Fittingly, the 1962 Oscar show was produced by Arthur Freed, and the musical
director was the film's conductor, Johnny Green--who ended up winning an Oscar
of his own that night.
I confess that for a very long time I thought West Side Story was a musical without
flaws. Alas, I cannot perceive it that way today. Laurents' book rides a fine
line between poetry & kitsch; Sondheim decries many of his own lyrics; and
Robbins made some mistakes in logic and continuity. But Bernstein alone, I
think, is beyond reproach. There isn't one wrong note in his score, and this
ultimately is what will keep this nonpareil musical alive for generations to
come. Perhaps as lasting as Shakespeare's original.
Next Up: Flower Drum Song
Next Up: Flower Drum Song
Report Card:
West Side Story
Overall Film: A
Bway Fidelity: A- mostly rearranging
Musical Numbers from Bway: 16
Musical Numbers Cut from Bway: 1/2
("Somewhere Ballet")
New Songs: None
Standout Numbers:
“Prologue” "Cool"
“America ” “Dance
at the Gym” "Quintet"
"I Feel
Pretty" "Gee, Officer Krupke"
Casting: Iffy leads, solid support
Standout Cast: Rita
Moreno, George Chakiris,
Eliot
Feld, Gina Trikonis, Simon Oakland
Sorethumb Cast:
Richard Beymer
Cast from Bway: 14 (mostly ensemble)
Direction: Well considered, often brilliant
Choreography:
Iconic, evergreen, electric
Ballets:
"Prologue": A+
"Dance at the Gym" A-
"The
Rumble" B
"Cool": A
Scenic Design: Gritty New York
Costumes: Early Gap
Standout Sets: NY streets & alleys
Titles: a Saul Bass
masterpiece
Oscar Noms: 11--10 wins: Best Picture,
Supporting
Actor, Supporting Actress;
Direction;
Cinematography, Costumes
Art Direction,
Film Editing, Sound, Scoring.
(plus special
Oscar for choreography)
1 comment:
My God. This is the best exegesis of a movie I've ever read. Also, one of the best love letters to a movie. You did amazing research. You cleared up a real fuzzy area for me around Robbins' involvement in and his firing from the movie.

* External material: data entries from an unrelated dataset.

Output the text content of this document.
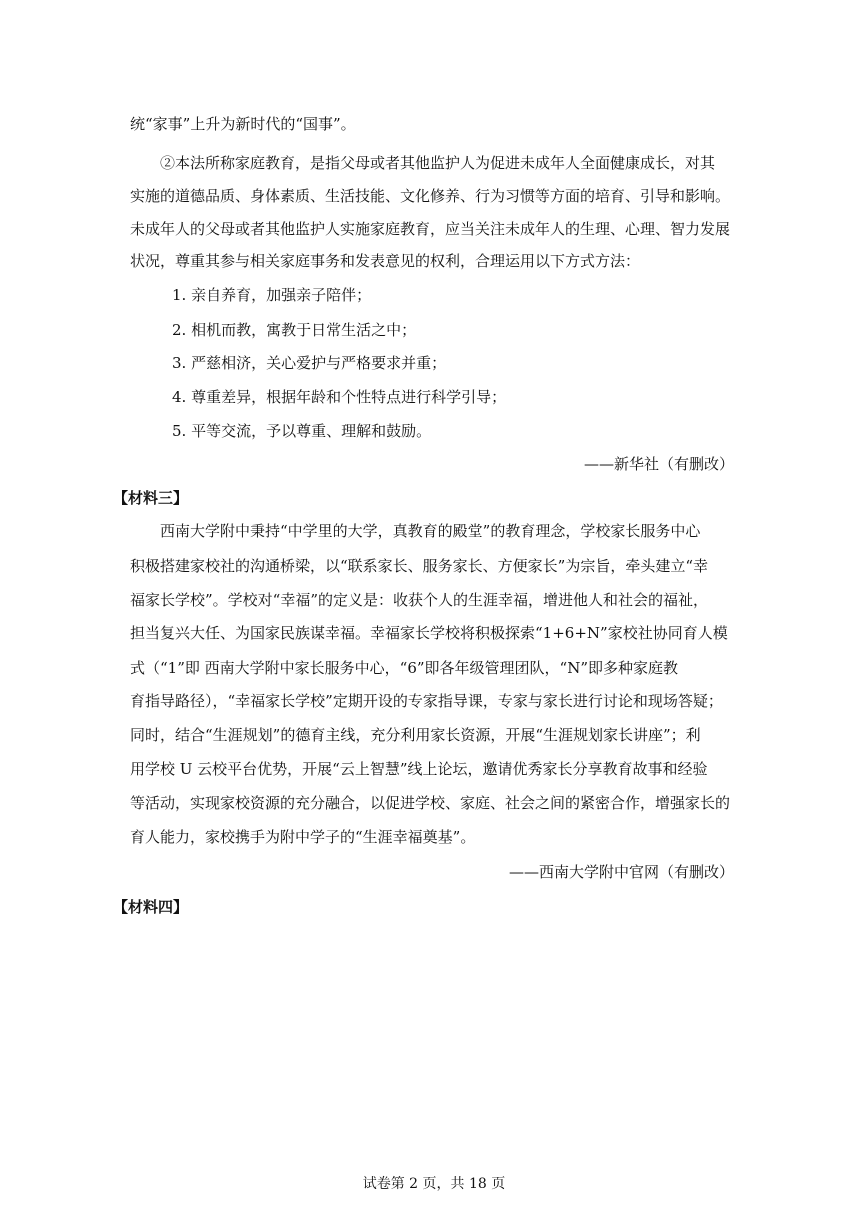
统“家事”上升为新时代的“国事”。
②本法所称家庭教育，是指父母或者其他监护人为促进未成年人全面健康成长，对其
实施的道德品质、身体素质、生活技能、文化修养、行为习惯等方面的培育、引导和影响。
未成年人的父母或者其他监护人实施家庭教育，应当关注未成年人的生理、心理、智力发展
状况，尊重其参与相关家庭事务和发表意见的权利，合理运用以下方式方法：
1. 亲自养育，加强亲子陪伴；
2. 相机而教，寓教于日常生活之中；
3. 严慈相济，关心爱护与严格要求并重；
4. 尊重差异，根据年龄和个性特点进行科学引导；
5. 平等交流，予以尊重、理解和鼓励。
——新华社（有删改）
【材料三】
西南大学附中秉持“中学里的大学，真教育的殿堂”的教育理念，学校家长服务中心
积极搭建家校社的沟通桥梁，以“联系家长、服务家长、方便家长”为宗旨，牵头建立“幸
福家长学校”。学校对“幸福”的定义是：收获个人的生涯幸福，增进他人和社会的福祉，
担当复兴大任、为国家民族谋幸福。幸福家长学校将积极探索“1+6+N”家校社协同育人模
式（“1”即 西南大学附中家长服务中心，“6”即各年级管理团队，“N”即多种家庭教
育指导路径），“幸福家长学校”定期开设的专家指导课，专家与家长进行讨论和现场答疑；
同时，结合“生涯规划”的德育主线，充分利用家长资源，开展“生涯规划家长讲座”；利
用学校 U 云校平台优势，开展“云上智慧”线上论坛，邀请优秀家长分享教育故事和经验
等活动，实现家校资源的充分融合，以促进学校、家庭、社会之间的紧密合作，增强家长的
育人能力，家校携手为附中学子的“生涯幸福奠基”。
——西南大学附中官网（有删改）
【材料四】
试卷第 2 页，共 18 页
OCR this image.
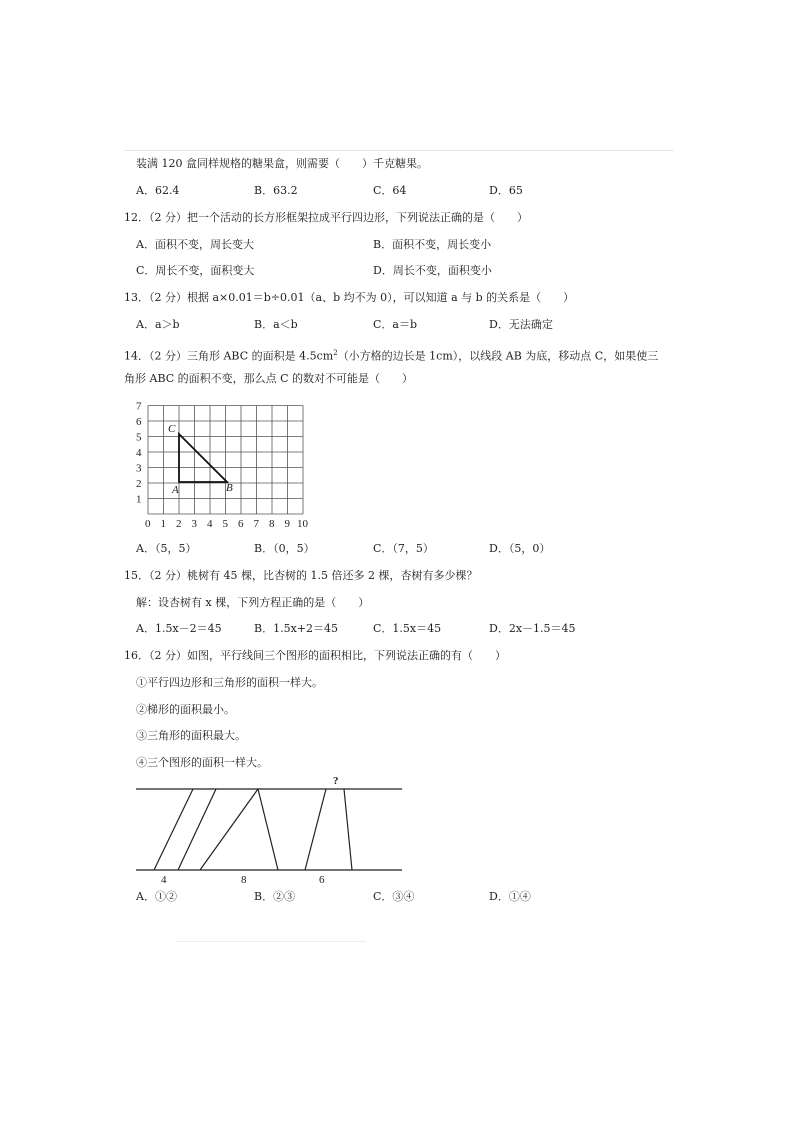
装满 120 盒同样规格的糖果盒，则需要（　　）千克糖果。
A．62.4	B．63.2	C．64	D．65
12．（2 分）把一个活动的长方形框架拉成平行四边形，下列说法正确的是（　　）
A．面积不变，周长变大	B．面积不变，周长变小
C．周长不变，面积变大	D．周长不变，面积变小
13．（2 分）根据 a×0.01＝b÷0.01（a、b 均不为 0），可以知道 a 与 b 的关系是（　　）
A．a＞b	B．a＜b	C．a＝b	D．无法确定
14．（2 分）三角形 ABC 的面积是 $4.5cm^2$（小方格的边长是 1cm），以线段 AB 为底，移动点 C，如果使三
角形 ABC 的面积不变，那么点 C 的数对不可能是（　　）
0 1 2 3 4 5 6 7 8 9 10
1
2
3
4
5
6
7
C
A	B
A．（5，5）	B．（0，5）	C．（7，5）	D．（5，0）
15．（2 分）桃树有 45 棵，比杏树的 1.5 倍还多 2 棵，杏树有多少棵？
解：设杏树有 x 棵，下列方程正确的是（　　）
A．1.5x－2＝45	B．1.5x+2＝45	C．1.5x＝45	D．2x－1.5＝45
16．（2 分）如图，平行线间三个图形的面积相比，下列说法正确的有（　　）
①平行四边形和三角形的面积一样大。
②梯形的面积最小。
③三角形的面积最大。
④三个图形的面积一样大。
?
4	8	6
A．①②	B．②③	C．③④	D．①④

What I found most interesting was your personal attachments to and relationship with the musical itself as well as the movie. I was 14 living across the Hudson from Manhattan when West Side Story opened at the Winter Garden. It was a ground-breaking phenomenon. I ran to NY to see it many times. The excitement for me was that it was showing me the future of musical theater. 50 yrs later I wonder just how much of a legacy it really left. Maybe brilliance and perfection can be so intimidating sometimes it stifles follow-ons and imitators.